What would happen if there was no control over activity?
“The IAF would operate in an inefficient manner”, determined Maj. Roei. “The aerial space is large but limited and in real time every control station and aircraft focus solely on their mission. We have the bigger picture of the aerial scenario and our job is to operate accordingly with the required output and as efficiently as possible in order to communicate a large amount of targets in minimum radio time and maintain security. The ATCs are a critical and crucial factor in war and without them we would conduct missions incorrectly and possibly lose lives”.
Efficient, right and effective
As stated before, the cooperation between the infantry forces and the ATC Division has been put aside over the past couple of years as the combat division took its place. Lately, the ATC Division personnel have been leading a new project with an emphasis on the helicopter and assistance fields, with the Cooperation Course with the goal of improving the work between the sides as well as the operational efficiency of the IAF, is the first step in a long journey.
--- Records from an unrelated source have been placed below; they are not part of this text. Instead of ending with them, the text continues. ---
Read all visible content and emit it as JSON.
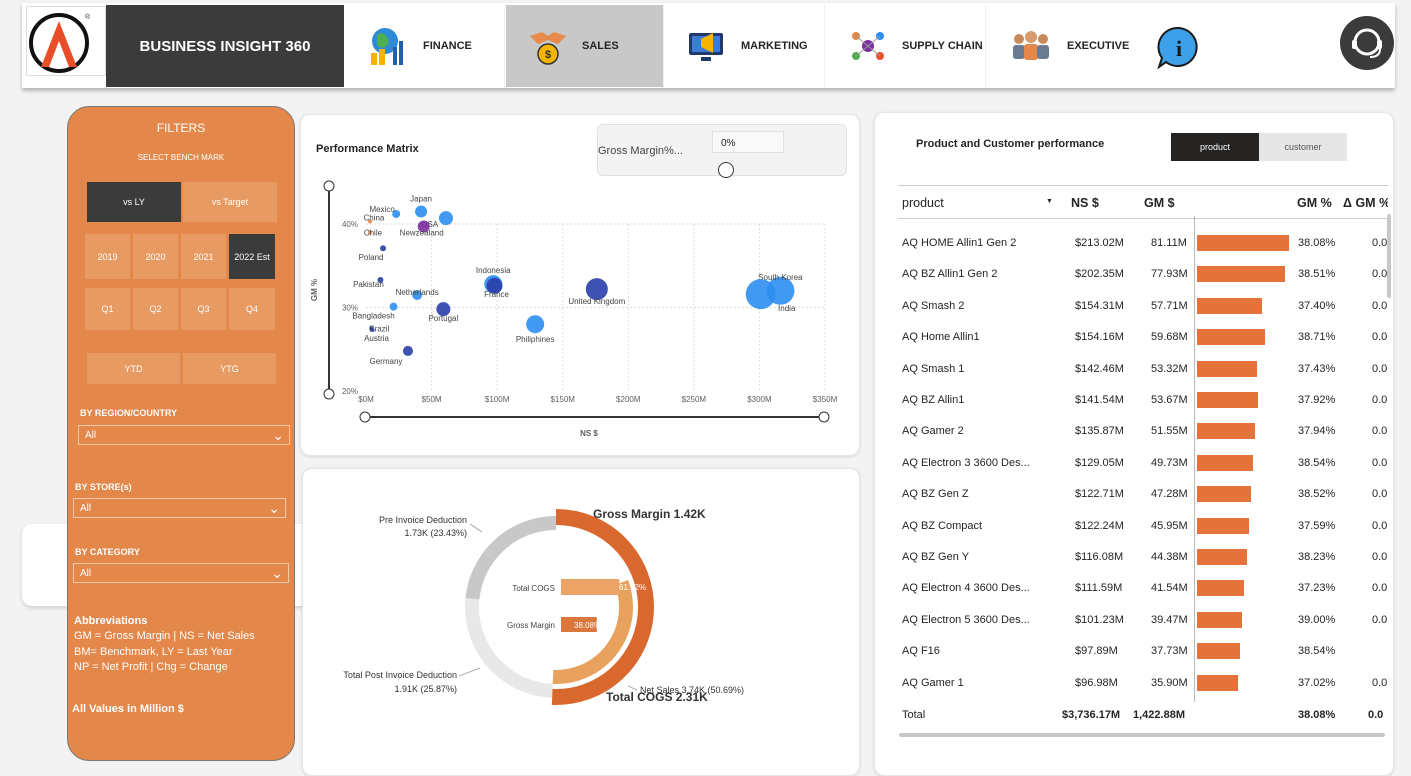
{
  "brand": {
    "title": "BUSINESS INSIGHT 360"
  },
  "nav": [
    {
      "label": "FINANCE",
      "icon": "globe-chart-icon",
      "active": false
    },
    {
      "label": "SALES",
      "icon": "handshake-coin-icon",
      "active": true
    },
    {
      "label": "MARKETING",
      "icon": "megaphone-monitor-icon",
      "active": false
    },
    {
      "label": "SUPPLY CHAIN",
      "icon": "supply-network-icon",
      "active": false
    },
    {
      "label": "EXECUTIVE",
      "icon": "executives-icon",
      "active": false
    }
  ],
  "filters": {
    "title": "FILTERS",
    "benchmark_label": "SELECT BENCH MARK",
    "benchmarks": [
      "vs LY",
      "vs Target"
    ],
    "benchmark_selected": "vs LY",
    "years": [
      "2019",
      "2020",
      "2021",
      "2022 Est"
    ],
    "year_selected": "2022 Est",
    "quarters": [
      "Q1",
      "Q2",
      "Q3",
      "Q4"
    ],
    "periods": [
      "YTD",
      "YTG"
    ],
    "region_label": "BY REGION/COUNTRY",
    "region_value": "All",
    "store_label": "BY STORE(s)",
    "store_value": "All",
    "category_label": "BY CATEGORY",
    "category_value": "All",
    "abbr_title": "Abbreviations",
    "abbr_lines": [
      "GM = Gross Margin | NS = Net  Sales",
      "BM= Benchmark, LY = Last Year",
      "NP = Net Profit | Chg = Change"
    ],
    "footnote": "All Values in Million $"
  },
  "matrix": {
    "title": "Performance Matrix",
    "slicer_label": "Gross Margin%...",
    "slicer_value": "0%",
    "xlabel": "NS $",
    "ylabel": "GM %"
  },
  "chart_data": [
    {
      "type": "scatter",
      "title": "Performance Matrix",
      "xlabel": "NS $",
      "ylabel": "GM %",
      "xlim": [
        0,
        350
      ],
      "ylim": [
        20,
        45
      ],
      "x_ticks": [
        "$0M",
        "$50M",
        "$100M",
        "$150M",
        "$200M",
        "$250M",
        "$300M",
        "$350M"
      ],
      "y_ticks": [
        "40%",
        "30%",
        "20%"
      ],
      "points": [
        {
          "label": "Japan",
          "x": 42,
          "y": 41.5,
          "r": 6,
          "color": "#2d8ef0"
        },
        {
          "label": "Mexico",
          "x": 23,
          "y": 41.2,
          "r": 4,
          "color": "#2d8ef0"
        },
        {
          "label": "USA",
          "x": 61,
          "y": 40.7,
          "r": 7,
          "color": "#2d8ef0"
        },
        {
          "label": "China",
          "x": 3,
          "y": 40.3,
          "r": 2,
          "color": "#e3874b"
        },
        {
          "label": "Newzealand",
          "x": 44,
          "y": 39.7,
          "r": 6,
          "color": "#7b2fa0"
        },
        {
          "label": "Chile",
          "x": 3,
          "y": 39.0,
          "r": 2,
          "color": "#e3874b"
        },
        {
          "label": "Poland",
          "x": 13,
          "y": 37.1,
          "r": 3,
          "color": "#2a3fa8"
        },
        {
          "label": "Indonesia",
          "x": 97,
          "y": 32.8,
          "r": 9,
          "color": "#2d8ef0"
        },
        {
          "label": "Pakistan",
          "x": 11,
          "y": 33.3,
          "r": 3,
          "color": "#2a3fa8"
        },
        {
          "label": "France",
          "x": 98,
          "y": 32.6,
          "r": 8,
          "color": "#2a3fa8"
        },
        {
          "label": "United Kingdom",
          "x": 176,
          "y": 32.2,
          "r": 11,
          "color": "#2a3fa8"
        },
        {
          "label": "South Korea",
          "x": 316,
          "y": 32.0,
          "r": 14,
          "color": "#2d8ef0"
        },
        {
          "label": "India",
          "x": 301,
          "y": 31.6,
          "r": 15,
          "color": "#2d8ef0"
        },
        {
          "label": "Netherlands",
          "x": 39,
          "y": 31.5,
          "r": 5,
          "color": "#2d8ef0"
        },
        {
          "label": "Bangladesh",
          "x": 21,
          "y": 30.1,
          "r": 4,
          "color": "#2d8ef0"
        },
        {
          "label": "Portugal",
          "x": 59,
          "y": 29.8,
          "r": 7,
          "color": "#2a3fa8"
        },
        {
          "label": "Philiphines",
          "x": 129,
          "y": 28.0,
          "r": 9,
          "color": "#2d8ef0"
        },
        {
          "label": "Brazil",
          "x": 4,
          "y": 27.5,
          "r": 2,
          "color": "#2a3fa8"
        },
        {
          "label": "Austria",
          "x": 5,
          "y": 27.3,
          "r": 2,
          "color": "#2a3fa8"
        },
        {
          "label": "Germany",
          "x": 32,
          "y": 24.8,
          "r": 5,
          "color": "#2a3fa8"
        }
      ]
    },
    {
      "type": "pie",
      "title": "",
      "segments": [
        {
          "label": "Gross Margin 1.42K",
          "value": 1420,
          "color": "#d9682f"
        },
        {
          "label": "Total COGS 2.31K",
          "value": 2310,
          "color": "#e9a25e"
        },
        {
          "label": "Pre Invoice Deduction",
          "detail": "1.73K (23.43%)",
          "value": 1730,
          "color": "#c8c8c8"
        },
        {
          "label": "Total Post Invoice Deduction",
          "detail": "1.91K (25.87%)",
          "value": 1910,
          "color": "#e8e8e8"
        },
        {
          "label": "Net Sales 3.74K (50.69%)",
          "value": 3740,
          "color": "#d9682f"
        }
      ],
      "inner_bars": [
        {
          "label": "Total COGS",
          "value": 61.92,
          "text": "61.92%"
        },
        {
          "label": "Gross Margin",
          "value": 38.08,
          "text": "38.08%"
        }
      ]
    }
  ],
  "waterfall": {
    "pre_invoice": "Pre Invoice Deduction",
    "pre_invoice_val": "1.73K (23.43%)",
    "post_invoice": "Total Post Invoice Deduction",
    "post_invoice_val": "1.91K (25.87%)",
    "gross_margin": "Gross Margin 1.42K",
    "total_cogs": "Total COGS 2.31K",
    "net_sales": "Net Sales 3.74K (50.69%)",
    "bar1_label": "Total COGS",
    "bar1_value": "61.92%",
    "bar2_label": "Gross Margin",
    "bar2_value": "38.08%"
  },
  "table": {
    "title": "Product and Customer performance",
    "toggle": [
      "product",
      "customer"
    ],
    "toggle_selected": "product",
    "columns": [
      "product",
      "NS $",
      "GM $",
      "GM %",
      "Δ GM %"
    ],
    "rows": [
      {
        "product": "AQ HOME Allin1 Gen 2",
        "ns": "$213.02M",
        "gm": "81.11M",
        "gm_val": 81.11,
        "gmp": "38.08%",
        "dgm": "0.0"
      },
      {
        "product": "AQ BZ Allin1 Gen 2",
        "ns": "$202.35M",
        "gm": "77.93M",
        "gm_val": 77.93,
        "gmp": "38.51%",
        "dgm": "0.0"
      },
      {
        "product": "AQ Smash 2",
        "ns": "$154.31M",
        "gm": "57.71M",
        "gm_val": 57.71,
        "gmp": "37.40%",
        "dgm": "0.0"
      },
      {
        "product": "AQ Home Allin1",
        "ns": "$154.16M",
        "gm": "59.68M",
        "gm_val": 59.68,
        "gmp": "38.71%",
        "dgm": "0.0"
      },
      {
        "product": "AQ Smash 1",
        "ns": "$142.46M",
        "gm": "53.32M",
        "gm_val": 53.32,
        "gmp": "37.43%",
        "dgm": "0.0"
      },
      {
        "product": "AQ BZ Allin1",
        "ns": "$141.54M",
        "gm": "53.67M",
        "gm_val": 53.67,
        "gmp": "37.92%",
        "dgm": "0.0"
      },
      {
        "product": "AQ Gamer 2",
        "ns": "$135.87M",
        "gm": "51.55M",
        "gm_val": 51.55,
        "gmp": "37.94%",
        "dgm": "0.0"
      },
      {
        "product": "AQ Electron 3 3600 Des...",
        "ns": "$129.05M",
        "gm": "49.73M",
        "gm_val": 49.73,
        "gmp": "38.54%",
        "dgm": "0.0"
      },
      {
        "product": "AQ BZ Gen Z",
        "ns": "$122.71M",
        "gm": "47.28M",
        "gm_val": 47.28,
        "gmp": "38.52%",
        "dgm": "0.0"
      },
      {
        "product": "AQ BZ Compact",
        "ns": "$122.24M",
        "gm": "45.95M",
        "gm_val": 45.95,
        "gmp": "37.59%",
        "dgm": "0.0"
      },
      {
        "product": "AQ BZ Gen Y",
        "ns": "$116.08M",
        "gm": "44.38M",
        "gm_val": 44.38,
        "gmp": "38.23%",
        "dgm": "0.0"
      },
      {
        "product": "AQ Electron 4 3600 Des...",
        "ns": "$111.59M",
        "gm": "41.54M",
        "gm_val": 41.54,
        "gmp": "37.23%",
        "dgm": "0.0"
      },
      {
        "product": "AQ Electron 5 3600 Des...",
        "ns": "$101.23M",
        "gm": "39.47M",
        "gm_val": 39.47,
        "gmp": "39.00%",
        "dgm": "0.0"
      },
      {
        "product": "AQ F16",
        "ns": "$97.89M",
        "gm": "37.73M",
        "gm_val": 37.73,
        "gmp": "38.54%",
        "dgm": ""
      },
      {
        "product": "AQ Gamer 1",
        "ns": "$96.98M",
        "gm": "35.90M",
        "gm_val": 35.9,
        "gmp": "37.02%",
        "dgm": "0.0"
      }
    ],
    "total": {
      "label": "Total",
      "ns": "$3,736.17M",
      "gm": "1,422.88M",
      "gmp": "38.08%",
      "dgm": "0.0"
    }
  }
}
“This course is a test and a significant part of the process”, states Maj. Roei. “The world of helicopters is very wide and as controllers we did not completely understand the cockpit, where the pilot needs us most and what exactly he needs from us. The course creates openness and intimacy, it will improve the efficiency of the ATCs work and make the mutual work better, easier and more effective”.
Throughout the course the ATCs and aircrews worked together under the same roof. They started their morning with a shared briefing and finish their day with a mutual debriefing, in order to get to know each other better and improve each other’s work methods “Throughout the week it was important for us to learn as much as possible. Whatever you teach us today is what we will be doing tomorrow in the ATC Unit. This is a large step forward for us and a breakthrough in dealing with this field that until today was just a niche”, stated Lt. Elad, a controller in the Southern ATC Unit that lead the course. Lt. Inbal, a controller from the Northern ATC Unit added: “We are utilizing this opportunity and are planning the next courses in accordance with the operational insights that will be derived in this workshop, giving this workshop an immediate effect. The vision is that every controller in the ATC Unit will know how to work the helicopter station and not just those who specialize in it in the ATC Unit”.
Part of the team
The connection between the aircrews and the ATC division is significant for conducting missions and thus it has been stated the controller is “number five” in the formation. When each one of the sides is in “their house” and does their job this expression is not perceived, however throughout the course when those wearing green overalls sat alongside those wearing grey overalls, the expression gained great significance. “In my opinion, the controller is definitely part of the team”, stated Capt. Eyal from the “Leaders of the Night Squadron”. “The controller is responsible for reporting in real time, which creates order, allows the mission to take less time and makes it successful”.
“During the cooperation week and after the flight, we understood what the helicopters does better, what its aircrews focus on during activity, when the burden of the flight is greatest so the radio should stay quiet and when they need the controllers”, shared Lt. Elad and Lt Inbal. “In addition, we understood how we sound from the other side and we could learn from it, because we understand how to work the best and know how to find ways to improve”.